The Canadian biotech firm Okanagan Specialty Fruits Inc. has made an apple that’s resistant to browning. They’re called “Arctic Apples,” because of the ability of apple slices to retain bright white flesh, even when left to idle on the counter top for a few hours.

Unlike conventional selection techniques, Okanagan’s apples were made to order. They contain a transgenic gene (it’s a mix of four known plant genes) that reduces expression of the enzyme, called polyphenol oxidase or PPO for short, which instigates the browning reaction when the apple is cut or bruised. According to Okanagan’s website, the transgenic apples (they come in three varieties: Granny Smith, Golden Delicious, and Fuji) produce less than 10 percent of the enzyme than conventional cultivars. With so little enzyme present, the apple remains “arctic white” until other forces of nature kick in, like molding or bruising, which work on a longer time scale.

The result of genetic tinkering is apples with “no enzymatic browning, no ‘yuck’ factor to discourage you from enjoying that delicious apple,” according to Okanagan.

I am a total advocate for concept genetic engineering technology, but personally, when I first heard of Arctic Applies I thought they were an over-the-top solution for a minuscule problem.

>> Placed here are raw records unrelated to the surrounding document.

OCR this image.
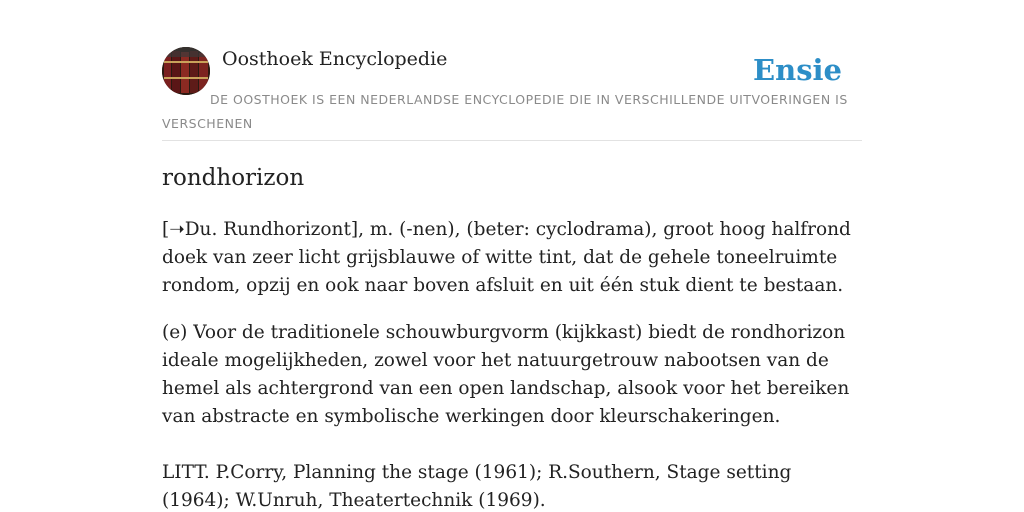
Oosthoek Encyclopedie	Ensie

DE OOSTHOEK IS EEN NEDERLANDSE ENCYCLOPEDIE DIE IN VERSCHILLENDE UITVOERINGEN IS VERSCHENEN

rondhorizon

[➝Du. Rundhorizont], m. (-nen), (beter: cyclodrama), groot hoog halfrond doek van zeer licht grijsblauwe of witte tint, dat de gehele toneelruimte rondom, opzij en ook naar boven afsluit en uit één stuk dient te bestaan.

(e) Voor de traditionele schouwburgvorm (kijkkast) biedt de rondhorizon ideale mogelijkheden, zowel voor het natuurgetrouw nabootsen van de hemel als achtergrond van een open landschap, alsook voor het bereiken van abstracte en symbolische werkingen door kleurschakeringen.

LITT. P.Corry, Planning the stage (1961); R.Southern, Stage setting (1964); W.Unruh, Theatertechnik (1969).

After all, all you need to prevent browning is a small squeeze of lemon juice.

But then I started to wonder: Besides spoiling an Instagram shot of your fruit salad (a filter can probably fix that anyway), what’s role of PPO in first place? What other attributes could Arctic Apples have besides being non-browning?

PPO is ubiquitous in plants and is released from cell vacuoles following trauma. Once released, PPOs oxidize a class of nutrients called phenols, with a side effect of this oxidation being browning. The exacts of why this chemical cascade happens in the first place isn’t well known and is a topic of diverse study (though it’s thought that plant defense might be a major reason). But by oxidizing phenols, PPO deactivates an important class of antioxidants thought to help promote and preserve cell-health.

Therefore, by inhibiting browning, Arctic Apples may also help preserve nutritional value. This is a second point that Okanagan makes on its site.

I haven’t been able to find any research as of now comparing the active phenol concentration between fresh apples and brown apples, and I imagine it’s something that’s hard to measure—a likely reason why this point is often upstaged by the Arctic Apple’s aesthetics.

Still, nutrition and beauty aside, I still wonder how much of a market there is for Arctic Apples. I couldn’t find any stats on the apple eating habits of Americans, or any other nationality for that matter, but I assume most people like their fruit fresh—in a state where browning or phenol degradation isn’t much of an issue. And for better or worse, the whole organic/anti-GMO popularity will likely have consumers passing by Arctic Apples if they’re outwardly identified as GM. 

Either way, the Arctics fit into a long history of humans molding apples to meet our desires; grafting has expanded to include genetic material as well as tree limbs. It will be interesting to see if this particular apple is desired (conventional apples are already best selling fruit.) and what other effects, if any, may come from the added gene.

One more thing—You can’t currently buy Arctic Applies. Right now they’re under evaluation by the USDA, CFIA, Health Canada and the FDA. I give Okanagan props for the FDA evaluation because under current law it’s completely unnecessary. I presume a successful FDA evaluation could help alleviate worries surrounding this potentially new iteration of America’s most beloved fruit.